Di tempat tinggi yang dingin dan membeku ini, hidup tak
senyaman dulu. Hidupku, dan hidup semua petani tembakau, diguncang berbagai
keresahan. Orang bilang ini keresahan politik. Orang bilang ini politik tembakau.
Aku tidak tahu bagaimana tembakau bisa memasuki dunia politik. Kata orang,
mengharapkan agar hidup menjadi lebih baik itu politik. Petani mengharapkan
perubahan hidup itu politik. Segala hal menjadi politik.
Petani tembakau mengajukan rencana undang- undang itu juga
politik. Petani meminta tidak dilupakan. Petani minta kekuatan politik. Hidup
petani harus diatur dan dilindungi undang-undang. Petani menjadi kuat itu
politik. Ini politik petani. Tapi dalam isu politik seperti ini, sikap
pro-kontra muncul. Mereka yang antitembakau melawan langkah politik petani,
langkah kami. Media memberitakan perbedaan politik itu.
Para pengamat pun berbicara. Kelompok kecil dari pedagang
rokok besar dunia yang bermukim di Jakarta, melawan gagasan petani.

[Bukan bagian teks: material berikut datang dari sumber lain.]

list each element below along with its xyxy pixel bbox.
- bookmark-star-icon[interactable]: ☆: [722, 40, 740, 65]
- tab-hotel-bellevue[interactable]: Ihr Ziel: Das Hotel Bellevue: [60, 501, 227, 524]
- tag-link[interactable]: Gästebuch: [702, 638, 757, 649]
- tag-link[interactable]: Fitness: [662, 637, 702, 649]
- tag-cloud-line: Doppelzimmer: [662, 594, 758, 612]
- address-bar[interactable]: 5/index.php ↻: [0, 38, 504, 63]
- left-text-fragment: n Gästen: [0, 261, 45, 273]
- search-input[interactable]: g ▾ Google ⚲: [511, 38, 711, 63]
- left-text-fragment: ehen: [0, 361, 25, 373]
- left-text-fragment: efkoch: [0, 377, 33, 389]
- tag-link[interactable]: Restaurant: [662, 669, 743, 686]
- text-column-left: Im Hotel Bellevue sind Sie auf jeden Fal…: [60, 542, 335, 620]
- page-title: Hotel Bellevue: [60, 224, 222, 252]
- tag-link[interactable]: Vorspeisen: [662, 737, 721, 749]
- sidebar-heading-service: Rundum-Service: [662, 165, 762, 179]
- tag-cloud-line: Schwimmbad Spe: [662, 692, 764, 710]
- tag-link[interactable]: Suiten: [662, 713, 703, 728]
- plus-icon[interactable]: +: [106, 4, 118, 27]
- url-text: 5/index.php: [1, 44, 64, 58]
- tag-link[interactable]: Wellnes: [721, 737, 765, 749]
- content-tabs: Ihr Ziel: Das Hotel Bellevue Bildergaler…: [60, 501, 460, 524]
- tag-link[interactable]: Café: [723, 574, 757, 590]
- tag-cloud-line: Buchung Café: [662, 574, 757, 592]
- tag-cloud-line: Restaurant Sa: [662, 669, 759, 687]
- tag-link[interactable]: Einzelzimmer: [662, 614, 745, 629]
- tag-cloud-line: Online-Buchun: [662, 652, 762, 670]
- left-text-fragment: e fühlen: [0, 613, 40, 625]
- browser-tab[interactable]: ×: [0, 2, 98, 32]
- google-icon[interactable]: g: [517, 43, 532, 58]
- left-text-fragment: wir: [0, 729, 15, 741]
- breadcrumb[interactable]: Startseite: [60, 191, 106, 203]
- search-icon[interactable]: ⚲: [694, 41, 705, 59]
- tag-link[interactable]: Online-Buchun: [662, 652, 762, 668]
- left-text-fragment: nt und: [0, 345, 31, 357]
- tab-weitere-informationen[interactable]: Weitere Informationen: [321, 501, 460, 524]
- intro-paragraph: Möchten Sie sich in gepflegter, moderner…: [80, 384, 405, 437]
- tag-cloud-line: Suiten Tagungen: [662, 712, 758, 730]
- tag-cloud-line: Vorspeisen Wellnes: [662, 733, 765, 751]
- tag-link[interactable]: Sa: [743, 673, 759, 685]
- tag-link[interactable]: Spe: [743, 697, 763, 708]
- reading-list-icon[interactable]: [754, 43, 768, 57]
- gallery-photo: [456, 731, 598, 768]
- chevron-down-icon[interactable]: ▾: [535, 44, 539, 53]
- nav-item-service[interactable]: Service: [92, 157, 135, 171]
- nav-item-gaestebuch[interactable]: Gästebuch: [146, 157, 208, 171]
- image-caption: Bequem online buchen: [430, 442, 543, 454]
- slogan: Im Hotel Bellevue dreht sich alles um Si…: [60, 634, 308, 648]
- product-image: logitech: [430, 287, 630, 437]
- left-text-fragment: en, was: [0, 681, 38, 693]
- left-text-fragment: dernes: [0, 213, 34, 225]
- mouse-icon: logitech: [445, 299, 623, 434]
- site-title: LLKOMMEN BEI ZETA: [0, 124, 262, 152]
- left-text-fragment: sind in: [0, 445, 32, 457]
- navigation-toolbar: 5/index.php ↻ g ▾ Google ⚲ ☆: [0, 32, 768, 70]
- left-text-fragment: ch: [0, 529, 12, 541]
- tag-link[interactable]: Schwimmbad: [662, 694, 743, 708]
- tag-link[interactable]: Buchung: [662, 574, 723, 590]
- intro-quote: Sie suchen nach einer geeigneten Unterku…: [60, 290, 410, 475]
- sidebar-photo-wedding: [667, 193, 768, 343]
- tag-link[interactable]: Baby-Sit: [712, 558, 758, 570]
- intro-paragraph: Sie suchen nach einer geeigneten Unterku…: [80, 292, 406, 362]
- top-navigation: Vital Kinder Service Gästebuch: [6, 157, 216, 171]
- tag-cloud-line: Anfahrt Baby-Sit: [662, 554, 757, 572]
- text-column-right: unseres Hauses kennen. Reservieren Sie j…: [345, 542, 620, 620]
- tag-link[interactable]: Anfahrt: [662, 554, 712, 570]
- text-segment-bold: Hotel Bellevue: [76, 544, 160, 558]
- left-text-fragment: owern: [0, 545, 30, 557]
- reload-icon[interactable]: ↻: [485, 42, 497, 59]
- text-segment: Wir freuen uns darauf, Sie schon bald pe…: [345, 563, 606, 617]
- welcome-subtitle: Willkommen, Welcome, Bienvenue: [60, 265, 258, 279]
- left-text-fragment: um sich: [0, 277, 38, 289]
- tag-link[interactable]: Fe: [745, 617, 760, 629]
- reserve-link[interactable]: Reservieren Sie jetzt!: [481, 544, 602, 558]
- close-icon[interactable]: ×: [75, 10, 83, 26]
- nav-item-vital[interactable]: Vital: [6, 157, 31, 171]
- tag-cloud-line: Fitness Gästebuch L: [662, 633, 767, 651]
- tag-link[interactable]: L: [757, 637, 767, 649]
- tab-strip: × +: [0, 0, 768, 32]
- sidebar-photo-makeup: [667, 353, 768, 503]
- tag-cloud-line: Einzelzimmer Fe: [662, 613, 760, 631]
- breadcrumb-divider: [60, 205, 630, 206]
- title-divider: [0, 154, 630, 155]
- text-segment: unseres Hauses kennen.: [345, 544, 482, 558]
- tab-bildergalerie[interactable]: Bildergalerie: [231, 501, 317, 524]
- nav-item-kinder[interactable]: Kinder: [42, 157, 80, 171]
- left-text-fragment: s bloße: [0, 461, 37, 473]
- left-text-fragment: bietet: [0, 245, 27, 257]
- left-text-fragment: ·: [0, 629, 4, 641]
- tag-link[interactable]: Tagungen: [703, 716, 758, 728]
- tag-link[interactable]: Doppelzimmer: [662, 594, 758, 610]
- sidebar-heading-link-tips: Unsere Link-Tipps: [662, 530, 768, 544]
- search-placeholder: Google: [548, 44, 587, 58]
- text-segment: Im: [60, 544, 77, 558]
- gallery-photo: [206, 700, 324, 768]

Kepentingan mereka berbeda. Tujuan hidup mereka di sini juga berbeda. Memang
para pendukungnya orang-orang kita sendiri. Tapi pendukungnya ikut gigih
melawan dan menghalangi apa yang kami lakukan. Di depan kami, mereka bersikap
baik.
Di belakang kami, mereka mencerca. Kata orang, ini sikap
politik. Ada lagi tokoh antitembakau yang marah menghadapi kami. Suaranya
nyaring, dan kedengarannya memberi nasihat kepada presiden, seperti seorang
nenek menasihati cucunya. Dia bilang, ini kondisi memalukan, ketika pemerintah
dunia sepakat menekan dan mengendalikan konsumsi tembakau, kita malah membuat
regulasi yang sebaliknya.
“RUU Pertembakauan hanyalah cara licik industri rokok
untuk melanggengkan dan bahkan meningkatkan produksinya.” Kata tokoh itu
lagi. Tapi kelihatannya dia sama sekali tak mengetahui bagaimana hubungan
petani dan industri dalam urusan penyusunan RUU ini. Komentar ini meleset
jauh, dan terasa agak memalukan karena komentarnya dibangun di atas landasan
ketidaktahuan.
Di dalam RUU ini, ada sejenis ketegangan antara petani dan
industri, yang tak dibacanya dengan baik. Petani dianggap sejalan dengan
industri. Padahal petani meminta—-atau mengusulkan—agar industri bersikap
begini dan begitu supaya hidup petani lebih terjamin. Dalam beberapa hal,
ketegangan mereka terasa serius. Tapi komentar ini menganggap mereka sejalan
dan saling mendukung.
Presiden diberi nasihat seperti dia lebih paham persoalan
dibanding presiden. “RUU Pertembakauan dianggap bertentangan secara diametral
dengan regulasi-regulasi lain yang sudah eksis.” katanya dengan penuh
semangat. Dia contohkan, regulasi lain itu misalnya UU Cukai, UU produk
pertanian dan UU perlindungan petani, UU Kesehatan.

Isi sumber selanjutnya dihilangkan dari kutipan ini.